‘Arctic blasts’, union rousers and hunchbacks: Ten bits of trivia about Ebbets Field’s opening day, 100 years ago today

Inside Ebbets Field, 1913, Library of Congress

The first-ever regular season baseball game at Ebbets Field was played 100 years ago today.  The legendary field, once located in the Flatbush neighborhood of Brooklyn, was home to the Brooklyn Dodgers from 1913 until the team left for Los Angeles in 1958.

Here are ten interesting facts about the opening game, played on April 9, 1913:

1)  The Dodgers were thirty years old by the time their lavish new field opened. The team was originally formed under the name the Brooklyn Grays in 1883 by real estate speculator Charles Byrne.  Like many early ball fields, their first home, Washington Park in today’s Park Slope neighborhood, was frozen over during the winter to become Brooklyn’s leading skating rink.

2)  They were originally nicknamed the Brooklyn Trolley Dodgers, for the treacherous skill exhibited by their fans crossing rail-covered streets to get to the ball field.  There were still a great many streetcar lines near their new home of Ebbets Field, but by 1913 the team was more affectionately known as just ‘the Dodgers’.
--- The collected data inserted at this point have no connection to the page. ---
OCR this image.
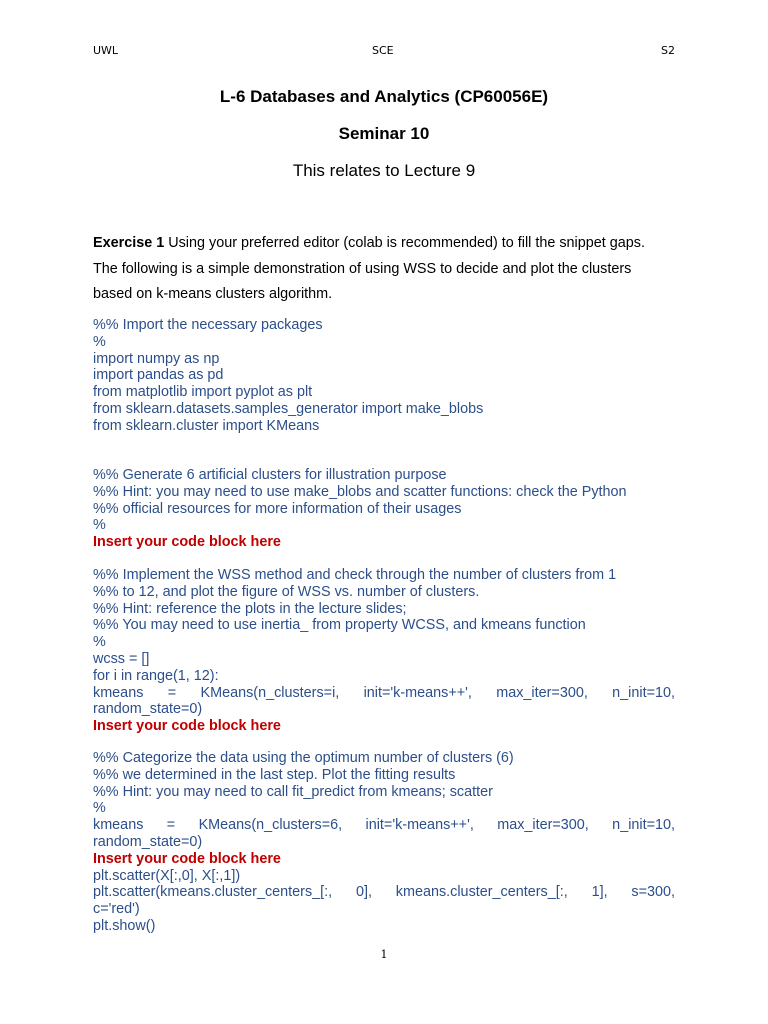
UWL	SCE	S2
L-6 Databases and Analytics (CP60056E)
Seminar 10
This relates to Lecture 9
Exercise 1 Using your preferred editor (colab is recommended) to fill the snippet gaps.
The following is a simple demonstration of using WSS to decide and plot the clusters
based on k-means clusters algorithm.
%% Import the necessary packages
%
import numpy as np
import pandas as pd
from matplotlib import pyplot as plt
from sklearn.datasets.samples_generator import make_blobs
from sklearn.cluster import KMeans
%% Generate 6 artificial clusters for illustration purpose
%% Hint: you may need to use make_blobs and scatter functions: check the Python
%% official resources for more information of their usages
%
Insert your code block here
%% Implement the WSS method and check through the number of clusters from 1
%% to 12, and plot the figure of WSS vs. number of clusters.
%% Hint: reference the plots in the lecture slides;
%% You may need to use inertia_ from property WCSS, and kmeans function
%
wcss = []
for i in range(1, 12):
kmeans = KMeans(n_clusters=i, init='k-means++', max_iter=300, n_init=10,
random_state=0)
Insert your code block here
%% Categorize the data using the optimum number of clusters (6)
%% we determined in the last step. Plot the fitting results
%% Hint: you may need to call fit_predict from kmeans; scatter
%
kmeans = KMeans(n_clusters=6, init='k-means++', max_iter=300, n_init=10,
random_state=0)
Insert your code block here
plt.scatter(X[:,0], X[:,1])
plt.scatter(kmeans.cluster_centers_[:, 0], kmeans.cluster_centers_[:, 1], s=300,
c='red')
plt.show()
1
However several names would be casually attached to the team by fans and local journalists — the picture above calls them the Brooklyn Nationals — until 1933, when the name DODGERS would finally be added to both their home and road uniforms.

3)  As a nod to its first-ever day, Ebbets Field was allowed to open one day before everybody else in the National League.  One of their most popular players, first baseman Jake Daubert (at right), was presented with a golden bat and a floral horseshoe in a ceremony before the game and would, by season’s end, go on to win the league’s Most Valuable Player honor.

“Gentleman Jake,” as he was called, is better known today as being one of the founders of the baseball’s unionization movement.   This did not make him popular with the namesake of Ebbets Field, owner Charles Ebbet, who traded Daubert in 1917 after a salary dispute.   His union connection may also explain why this unique, well-liked and exemplary ballplayer is not currently listed within National Baseball’s Hall of Fame.

4)  The ceremonial first ball was thrown in by Brooklyn Borough President Alfred E. Steers, a resident of the neighborhood Ebbets Field made its home — Flatbush.   However, at an exhibition game played just a few days earlier, Ebbets’ lovely daughter Genevieve Ebbets tossed out the first pitch.

5) The Brooklyn Dodgers played the Philadelphia Phillies that day, which should have boded well for the team in their new home. The Phillies weren’t yet considered a formidable team and were more associated with constant injury. Despite this, the Phillies beat the Dodgers that day, 1-0.

6) Why did the Dodgers lose? Uh, it was unseasonably cold? The Tribune reported that the frightful chill kept the brand-new grandstand partially empty. From the New York Times, April 10, 1913: “It was so cold that the attendance was seriously affected, about 10,000 spectators braving the arctic blasts to see the Phillies win a well-played game by a score of 1 to 0.” [source]

7) The Phillies also had with them an unusual mascot — a hunchback teenage dwarf.  The Phillies home rival the Philadelphia Athletics had a hunchback mascot of their own named Louis Van Zelst, and owner Connie Mack wanted to emulate their success. By, apparently, finding his own young man with a hunchback. Unfortunately, this boy’s name is unknown, but he appears in a 1913 picture with the team:

NOTE: The Tribune infers that this may have been Mr. Van Zelst himself and not another teenager. As the name of the boy in the picture above has not been reported, it’s quite likely that this is the Athletics ‘mascot’.  Note that in the article, the Dodgers are called by yet another name — the Superbas.  

Courtesy the Philadelphia Athletics Historical Society

8) As you could imagine with a 1-0 game, the first-day crowds at Ebbets Field were hardly cheerful.  One might even described them as bored.  The upper seats were barely filled, and the crowd didn’t exactly “wax enthusiastic until the eighth inning” when the Dodgers finally got somebody on base.

9) The first Dodger to ever score a hit in the new field was second baseman George Cutshaw who had only been with the team one year when he scored a single in the first inning.  Ironically, the second basemen was called out when he was caught trying to steal second base.

10) The Dodgers would fare poorly in their first season at Ebbets Field, eventually placing sixth out of eight teams. The winning team that season were their rivals across the East River — the New York Giants.  They would finally bring Ebbets its first pennant victory in 1916.

1 reply on “‘Arctic blasts’, union rousers and hunchbacks: Ten bits of trivia about Ebbets Field’s opening day, 100 years ago today”

Cool article!

If the photo of Genevieve Ebbets throwing out the first pitch is truly from a few days before the opening game, did the weather change suddenly? She and the people in the stands don’t look like they are dressed for the cold.